La semaine dernière, nous retrouvions Ursula K. Le Guin dans le monde de la Science-Fiction, plutôt que de la Fantasy. Cette fois-ci, faisons l’inverse : je vous avais raconté l’unique œuvre de Science-Fiction de Megan Lindholm. Aujourd’hui, je vous présente l’un de ses romans fantastiques.
Ainsi qu’expliqué dans cette précédente chronique, l’illustre Robin Hobb a longtemps officié sous le nom de plume de Megan Lindholm. Au travers de cette seconde personnalité, l’autrice explore des récits plus ancrés dans notre réel ; elle incorpore des métaphores puisées au sein de sa propre vie, ses questionnements quant à l’évolution des mœurs et des personnes qui lui sont proches. Avec soin, Lindholm ficelle tout cela d’éléments imaginaires et dépose dans nos mains la somme de ses visions du monde.
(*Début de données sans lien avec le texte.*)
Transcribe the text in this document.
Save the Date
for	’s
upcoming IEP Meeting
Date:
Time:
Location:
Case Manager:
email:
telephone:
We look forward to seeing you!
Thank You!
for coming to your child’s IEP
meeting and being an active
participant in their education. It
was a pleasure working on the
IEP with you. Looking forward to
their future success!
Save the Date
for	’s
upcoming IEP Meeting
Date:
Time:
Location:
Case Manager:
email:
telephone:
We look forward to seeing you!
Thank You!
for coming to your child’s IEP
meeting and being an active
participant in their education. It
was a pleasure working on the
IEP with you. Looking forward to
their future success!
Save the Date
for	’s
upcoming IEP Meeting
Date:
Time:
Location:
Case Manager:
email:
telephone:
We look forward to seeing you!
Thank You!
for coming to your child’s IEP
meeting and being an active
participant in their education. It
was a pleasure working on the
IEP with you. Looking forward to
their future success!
Parmi ses nombreux écrits se trouve une petite perle de roman : Le Dieu dans l’Ombre – un livre publié en 1991, d’environ cinq cent pages. Il est édité en France chez les Editions ActuSF. En voici le résumé :
Evelyn est une jeune fille vivant en Alaska qui s’intéresse plus à la nature qui environne sa maison plutôt qu’à ses copines et aux sujets qui traditionnellement passionnent les jeunes filles de son âge. Depuis sa tendre enfance, elle a l’habitude de rejoindre Pan, un jeune faune, au milieu de la forêt et de s’amuser avec lui. Mais l’arrivée de ses règles et son entrée dans l’âge adulte repousse le faune qui ne reparaît alors plus.Des années ont passé. Evelyn est mariée avec Tom avec qui elle a eu un enfant, Teddy. À la suite d’un problème dans la famille de Tom, ils se rendent tous les trois dans leur maison afin de leur fournir assistance pendant quelques mois. Malgré un accueil qui se voulait chaleureux, Evelyn n’est pas très bien intégrée dans la famille et au plus le temps passe, au plus elle se sent rejetée. C’est à ce moment que Pan, devenu adulte, fait sa réapparition. La tentation est grande pour Evelyn de rejeter sa vie actuelle qui ne lui apporte aucune joie ni plaisir, en dehors de la présence de son fils, pour se plonger dans une vie faite d’instincts et de plaisirs primaires.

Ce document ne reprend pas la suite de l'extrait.